Plus de 1800 morts à Gaza et de mornes condamnations.. Des indignations psalmodiées à voix basse. Des simulacres de marche téléguidées par les services pour couper l’herbe sous les pieds des islamistes. Le monde arabe est bien mort.
Ce terme générique désigne les pôles orientaux et occidentaux d’une bande de terre allant de l’Arabie heureuse et malheureuse à la Berberie d’Afrique du Nord. Sur ces terres gouvernées autrefois par des régimes progressistes et romantiques trône aujourd’hui une sorte de realpolitik inerte qui combine froidement la bonne entente avec Washington et ses alliés à une implacable lutte contre le terrorisme qui permet en réalité de mater les opposants.
Déjà pas remis de l’image atroce de Saddam Hussein, pendu haut et court devant les caméras du monde entier, les princes et dirigeants du monde arabe ont encore en mémoire les secousses telluriques du printemps arabe. De la fuite de Ben Ali à la comparution de Hosni Moubarak sur civière, en passant par la lapidation à mort de Kadhafi, ces dirigeants du monde arabe ont définitivement renoncé à toute prétention d’une solution au conflit palestinien autre que celle proposée par Israel et ses alliés. Bien loin d’agiter l’arme qui a conduit au choc pétrolier de 1973 et à la fin des 30 glorieuses, le Roi d’Arabie Saoudite cherche avant tout à « lutter contre le terrorisme ».
En cela, le gardien des lieux saints s’aligne sur la même longueur d’onde que l’égyptien Abdelfattah Sissi, lequel est le premier chef d’Etat depuis Sadate à afficher son alliance avec Tel Aviv dans une relative décontraction. Les petites animosités entre d’une part l’Arabie Saoudite, les Émirats Arabes Unis et l’Egypte et, d’autre part le petit et énigmatique Qatar, les uns et l’autre se gargarisant d’une alliance privilégiée avec les USA, bloquent toute tentative de parler d’une seule et même voix au sein de la ligue arabe redevenue un jouet aux mains de quelques chefs.

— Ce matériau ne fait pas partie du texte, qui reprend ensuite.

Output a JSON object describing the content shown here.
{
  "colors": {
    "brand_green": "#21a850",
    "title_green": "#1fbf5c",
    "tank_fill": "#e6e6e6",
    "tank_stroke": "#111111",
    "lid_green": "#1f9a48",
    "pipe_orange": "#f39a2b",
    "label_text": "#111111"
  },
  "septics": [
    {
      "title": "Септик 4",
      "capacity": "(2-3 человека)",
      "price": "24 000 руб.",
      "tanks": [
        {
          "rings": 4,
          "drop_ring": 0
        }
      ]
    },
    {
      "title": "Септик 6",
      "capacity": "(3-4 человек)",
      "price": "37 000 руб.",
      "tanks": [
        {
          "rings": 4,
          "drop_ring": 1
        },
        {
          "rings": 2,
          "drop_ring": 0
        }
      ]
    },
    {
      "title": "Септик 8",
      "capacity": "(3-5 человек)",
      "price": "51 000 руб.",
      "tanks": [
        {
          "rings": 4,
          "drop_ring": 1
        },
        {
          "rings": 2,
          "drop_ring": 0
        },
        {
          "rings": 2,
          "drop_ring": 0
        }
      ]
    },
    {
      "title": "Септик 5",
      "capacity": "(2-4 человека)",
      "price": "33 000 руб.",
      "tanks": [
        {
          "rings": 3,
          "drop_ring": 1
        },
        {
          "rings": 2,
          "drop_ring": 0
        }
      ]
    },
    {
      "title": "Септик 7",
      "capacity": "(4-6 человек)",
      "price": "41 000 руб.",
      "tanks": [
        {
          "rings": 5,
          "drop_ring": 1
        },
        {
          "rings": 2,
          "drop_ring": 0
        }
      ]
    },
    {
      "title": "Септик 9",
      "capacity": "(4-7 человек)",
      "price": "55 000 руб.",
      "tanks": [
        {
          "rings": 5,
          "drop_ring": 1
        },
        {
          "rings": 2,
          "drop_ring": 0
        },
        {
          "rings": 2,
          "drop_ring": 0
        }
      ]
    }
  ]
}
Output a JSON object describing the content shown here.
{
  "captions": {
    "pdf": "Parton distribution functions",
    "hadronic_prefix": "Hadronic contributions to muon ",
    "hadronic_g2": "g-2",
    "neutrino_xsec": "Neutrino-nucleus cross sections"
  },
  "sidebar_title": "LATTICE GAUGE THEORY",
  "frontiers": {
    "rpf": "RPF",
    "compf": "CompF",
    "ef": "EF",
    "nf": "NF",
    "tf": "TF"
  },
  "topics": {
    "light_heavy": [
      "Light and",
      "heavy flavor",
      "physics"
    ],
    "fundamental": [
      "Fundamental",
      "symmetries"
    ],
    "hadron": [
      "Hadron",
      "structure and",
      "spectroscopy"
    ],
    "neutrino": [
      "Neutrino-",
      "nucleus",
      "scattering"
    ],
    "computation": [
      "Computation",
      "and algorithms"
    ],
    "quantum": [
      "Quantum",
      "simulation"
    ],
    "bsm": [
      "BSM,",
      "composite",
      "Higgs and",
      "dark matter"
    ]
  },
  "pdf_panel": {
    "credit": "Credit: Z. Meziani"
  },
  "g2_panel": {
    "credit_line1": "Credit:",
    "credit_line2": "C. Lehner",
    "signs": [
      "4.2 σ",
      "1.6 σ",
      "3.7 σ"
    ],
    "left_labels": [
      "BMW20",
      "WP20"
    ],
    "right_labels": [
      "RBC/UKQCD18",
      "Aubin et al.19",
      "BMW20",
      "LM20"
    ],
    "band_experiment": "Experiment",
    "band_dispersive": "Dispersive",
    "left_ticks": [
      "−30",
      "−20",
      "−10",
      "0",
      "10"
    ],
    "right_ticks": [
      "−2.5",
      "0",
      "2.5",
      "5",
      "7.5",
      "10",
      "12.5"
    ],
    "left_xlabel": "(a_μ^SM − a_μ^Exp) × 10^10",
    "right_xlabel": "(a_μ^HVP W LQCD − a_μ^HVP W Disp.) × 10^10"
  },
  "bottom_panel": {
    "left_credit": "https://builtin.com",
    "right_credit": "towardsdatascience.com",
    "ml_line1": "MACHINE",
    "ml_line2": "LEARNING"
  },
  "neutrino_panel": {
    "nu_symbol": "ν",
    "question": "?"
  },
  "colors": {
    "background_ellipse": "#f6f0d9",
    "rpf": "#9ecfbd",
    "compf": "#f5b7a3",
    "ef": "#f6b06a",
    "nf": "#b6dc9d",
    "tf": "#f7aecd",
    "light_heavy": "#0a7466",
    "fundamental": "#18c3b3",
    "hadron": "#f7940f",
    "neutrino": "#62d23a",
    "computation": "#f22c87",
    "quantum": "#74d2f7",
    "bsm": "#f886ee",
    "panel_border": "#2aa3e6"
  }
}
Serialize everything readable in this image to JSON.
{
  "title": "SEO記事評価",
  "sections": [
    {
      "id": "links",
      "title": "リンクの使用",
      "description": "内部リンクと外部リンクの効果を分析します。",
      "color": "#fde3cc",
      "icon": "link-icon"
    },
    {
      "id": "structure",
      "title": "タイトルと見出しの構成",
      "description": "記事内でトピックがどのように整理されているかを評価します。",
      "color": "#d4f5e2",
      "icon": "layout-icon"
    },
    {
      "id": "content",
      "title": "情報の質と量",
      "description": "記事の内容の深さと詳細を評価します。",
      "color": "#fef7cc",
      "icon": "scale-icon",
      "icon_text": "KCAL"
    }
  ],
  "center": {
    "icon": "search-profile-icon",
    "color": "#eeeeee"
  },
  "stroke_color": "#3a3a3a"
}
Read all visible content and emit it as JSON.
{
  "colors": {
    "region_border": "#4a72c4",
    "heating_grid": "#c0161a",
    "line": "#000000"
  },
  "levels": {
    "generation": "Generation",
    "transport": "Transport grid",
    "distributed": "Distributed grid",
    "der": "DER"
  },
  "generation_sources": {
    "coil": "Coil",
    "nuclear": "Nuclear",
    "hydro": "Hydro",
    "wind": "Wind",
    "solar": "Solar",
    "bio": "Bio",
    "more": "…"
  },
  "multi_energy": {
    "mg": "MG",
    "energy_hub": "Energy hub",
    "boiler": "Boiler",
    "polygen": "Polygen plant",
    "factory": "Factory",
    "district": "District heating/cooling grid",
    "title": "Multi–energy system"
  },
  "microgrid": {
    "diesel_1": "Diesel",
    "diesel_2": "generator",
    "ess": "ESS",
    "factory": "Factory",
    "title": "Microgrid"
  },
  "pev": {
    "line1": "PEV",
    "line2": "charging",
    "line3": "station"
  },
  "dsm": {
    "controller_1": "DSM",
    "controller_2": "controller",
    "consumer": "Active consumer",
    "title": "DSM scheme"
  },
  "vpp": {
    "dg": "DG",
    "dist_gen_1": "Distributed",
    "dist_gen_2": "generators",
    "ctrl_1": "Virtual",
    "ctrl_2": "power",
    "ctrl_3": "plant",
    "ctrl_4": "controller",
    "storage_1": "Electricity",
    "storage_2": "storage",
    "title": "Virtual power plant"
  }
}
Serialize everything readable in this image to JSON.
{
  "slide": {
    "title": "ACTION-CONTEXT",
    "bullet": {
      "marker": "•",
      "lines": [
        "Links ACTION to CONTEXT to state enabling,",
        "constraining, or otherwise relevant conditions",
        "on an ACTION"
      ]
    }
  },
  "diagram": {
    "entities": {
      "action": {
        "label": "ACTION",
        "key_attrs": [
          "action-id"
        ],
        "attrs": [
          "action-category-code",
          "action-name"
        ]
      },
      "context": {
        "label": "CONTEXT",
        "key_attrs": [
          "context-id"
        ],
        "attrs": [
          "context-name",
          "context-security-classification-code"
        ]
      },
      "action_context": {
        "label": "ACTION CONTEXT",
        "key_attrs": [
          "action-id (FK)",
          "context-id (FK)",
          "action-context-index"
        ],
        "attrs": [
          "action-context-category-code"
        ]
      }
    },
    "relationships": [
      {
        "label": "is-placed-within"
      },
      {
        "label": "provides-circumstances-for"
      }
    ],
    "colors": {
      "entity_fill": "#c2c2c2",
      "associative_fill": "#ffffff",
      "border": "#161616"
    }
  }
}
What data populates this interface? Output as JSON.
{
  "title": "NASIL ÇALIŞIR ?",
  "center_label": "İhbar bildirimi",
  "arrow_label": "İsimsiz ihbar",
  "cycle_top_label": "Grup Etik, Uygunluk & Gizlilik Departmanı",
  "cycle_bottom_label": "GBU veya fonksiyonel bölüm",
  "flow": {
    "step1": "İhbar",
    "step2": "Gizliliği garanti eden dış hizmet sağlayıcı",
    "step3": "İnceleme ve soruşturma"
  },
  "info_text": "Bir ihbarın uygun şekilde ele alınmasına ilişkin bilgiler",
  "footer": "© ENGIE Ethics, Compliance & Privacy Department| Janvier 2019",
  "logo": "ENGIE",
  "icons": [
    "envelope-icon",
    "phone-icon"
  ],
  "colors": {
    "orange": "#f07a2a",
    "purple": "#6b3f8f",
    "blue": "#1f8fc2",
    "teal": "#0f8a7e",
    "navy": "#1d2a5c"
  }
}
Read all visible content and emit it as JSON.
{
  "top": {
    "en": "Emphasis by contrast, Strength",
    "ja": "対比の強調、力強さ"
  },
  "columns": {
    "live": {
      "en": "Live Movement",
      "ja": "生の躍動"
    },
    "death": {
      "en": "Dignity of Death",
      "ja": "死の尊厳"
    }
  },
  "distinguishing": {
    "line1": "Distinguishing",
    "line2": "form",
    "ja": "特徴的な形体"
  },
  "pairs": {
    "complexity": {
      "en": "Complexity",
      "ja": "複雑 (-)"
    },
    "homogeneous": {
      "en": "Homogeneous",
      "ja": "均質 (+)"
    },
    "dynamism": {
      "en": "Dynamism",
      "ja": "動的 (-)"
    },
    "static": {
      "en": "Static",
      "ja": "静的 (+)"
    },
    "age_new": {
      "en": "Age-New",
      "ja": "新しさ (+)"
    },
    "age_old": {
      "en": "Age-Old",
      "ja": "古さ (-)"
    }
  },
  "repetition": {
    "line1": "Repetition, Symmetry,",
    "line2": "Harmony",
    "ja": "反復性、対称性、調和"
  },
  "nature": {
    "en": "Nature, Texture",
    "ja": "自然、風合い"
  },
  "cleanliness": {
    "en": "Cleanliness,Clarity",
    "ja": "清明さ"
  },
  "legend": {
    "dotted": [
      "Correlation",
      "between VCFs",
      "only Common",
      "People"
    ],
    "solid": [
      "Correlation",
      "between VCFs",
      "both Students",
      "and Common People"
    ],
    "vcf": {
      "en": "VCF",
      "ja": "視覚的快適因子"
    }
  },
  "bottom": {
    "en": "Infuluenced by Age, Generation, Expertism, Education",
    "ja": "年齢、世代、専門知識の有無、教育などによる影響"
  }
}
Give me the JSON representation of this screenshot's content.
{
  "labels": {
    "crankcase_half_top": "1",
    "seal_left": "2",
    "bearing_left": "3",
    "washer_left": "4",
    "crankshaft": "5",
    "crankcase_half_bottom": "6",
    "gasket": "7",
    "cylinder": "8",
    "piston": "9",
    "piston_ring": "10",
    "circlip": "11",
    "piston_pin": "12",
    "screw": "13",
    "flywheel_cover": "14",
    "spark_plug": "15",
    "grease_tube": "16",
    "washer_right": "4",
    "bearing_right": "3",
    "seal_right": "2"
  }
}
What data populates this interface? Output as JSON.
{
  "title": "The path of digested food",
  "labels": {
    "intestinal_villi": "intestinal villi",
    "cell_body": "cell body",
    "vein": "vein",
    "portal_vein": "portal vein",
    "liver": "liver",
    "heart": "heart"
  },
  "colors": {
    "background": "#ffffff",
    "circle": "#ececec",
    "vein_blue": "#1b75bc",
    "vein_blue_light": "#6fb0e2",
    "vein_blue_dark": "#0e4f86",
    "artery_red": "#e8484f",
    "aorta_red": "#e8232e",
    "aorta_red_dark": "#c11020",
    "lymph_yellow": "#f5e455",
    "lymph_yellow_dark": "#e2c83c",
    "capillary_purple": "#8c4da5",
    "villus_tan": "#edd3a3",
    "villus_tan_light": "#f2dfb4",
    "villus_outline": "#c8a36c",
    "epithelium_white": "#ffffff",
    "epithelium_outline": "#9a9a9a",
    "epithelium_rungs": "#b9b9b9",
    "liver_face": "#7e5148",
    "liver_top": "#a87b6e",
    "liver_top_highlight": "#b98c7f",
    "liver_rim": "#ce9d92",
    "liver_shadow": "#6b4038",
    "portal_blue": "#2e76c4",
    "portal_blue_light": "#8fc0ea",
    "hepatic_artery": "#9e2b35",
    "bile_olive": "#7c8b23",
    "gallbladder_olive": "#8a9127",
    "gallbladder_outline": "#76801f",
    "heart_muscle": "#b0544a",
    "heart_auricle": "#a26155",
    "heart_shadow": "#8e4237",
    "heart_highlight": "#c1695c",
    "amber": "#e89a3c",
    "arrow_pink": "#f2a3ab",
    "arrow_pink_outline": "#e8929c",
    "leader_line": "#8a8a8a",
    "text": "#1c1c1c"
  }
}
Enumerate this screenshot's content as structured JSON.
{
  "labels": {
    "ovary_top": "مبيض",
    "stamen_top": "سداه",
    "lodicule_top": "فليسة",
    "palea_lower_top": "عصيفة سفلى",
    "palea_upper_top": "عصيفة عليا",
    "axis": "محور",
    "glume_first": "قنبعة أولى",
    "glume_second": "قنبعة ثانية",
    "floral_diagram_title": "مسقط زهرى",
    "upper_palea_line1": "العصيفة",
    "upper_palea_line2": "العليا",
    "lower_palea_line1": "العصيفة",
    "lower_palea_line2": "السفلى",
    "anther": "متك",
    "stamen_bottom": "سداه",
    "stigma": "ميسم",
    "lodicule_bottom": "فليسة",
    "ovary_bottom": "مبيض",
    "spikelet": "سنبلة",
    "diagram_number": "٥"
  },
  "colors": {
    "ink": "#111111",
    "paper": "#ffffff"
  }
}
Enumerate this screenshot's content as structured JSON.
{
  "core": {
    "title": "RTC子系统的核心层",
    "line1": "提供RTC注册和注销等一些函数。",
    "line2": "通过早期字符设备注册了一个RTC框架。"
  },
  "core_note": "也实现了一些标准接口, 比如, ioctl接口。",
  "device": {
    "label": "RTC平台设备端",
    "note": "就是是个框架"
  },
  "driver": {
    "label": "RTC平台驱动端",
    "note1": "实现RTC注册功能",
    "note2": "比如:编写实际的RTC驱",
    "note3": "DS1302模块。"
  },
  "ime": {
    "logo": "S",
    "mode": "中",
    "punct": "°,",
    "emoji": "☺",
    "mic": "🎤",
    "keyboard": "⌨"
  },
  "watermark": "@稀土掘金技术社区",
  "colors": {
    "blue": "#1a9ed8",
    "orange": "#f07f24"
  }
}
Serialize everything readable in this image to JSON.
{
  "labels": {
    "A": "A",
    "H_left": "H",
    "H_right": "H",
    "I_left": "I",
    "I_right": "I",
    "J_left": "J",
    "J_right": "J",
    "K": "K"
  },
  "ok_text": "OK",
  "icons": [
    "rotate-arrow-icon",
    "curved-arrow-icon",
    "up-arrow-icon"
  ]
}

À cette dualité s’ajoute le conflit tragique entre shiites et sunites, conflit dont la Syrie et l’Irak dont devenus les terrains d’affrontement. Ces luttes pour l’absurde détournent les masses arabes des aspirations de dignité et de liberté émises lors du printemps arabe. Aussi, l’immense hijab qui recouvre le monde arabe, secoué le temps d’une printemps, s’est définitivement rabattu sur une jeunesse livrée aux deux extrêmes : l’alignement aux thèses sécuritaires. Ou la reconversion au Jihadisme. Des pays du printemps arabe qui ont renversé leurs régimes, seule la Tunisie est parvenue à empêcher le retour de la dictature. C’est là, aux portes de la Libye bédouine replongée au moyen âge, que se trouve le laboratoire démocratique d’un nouveau monde arabe.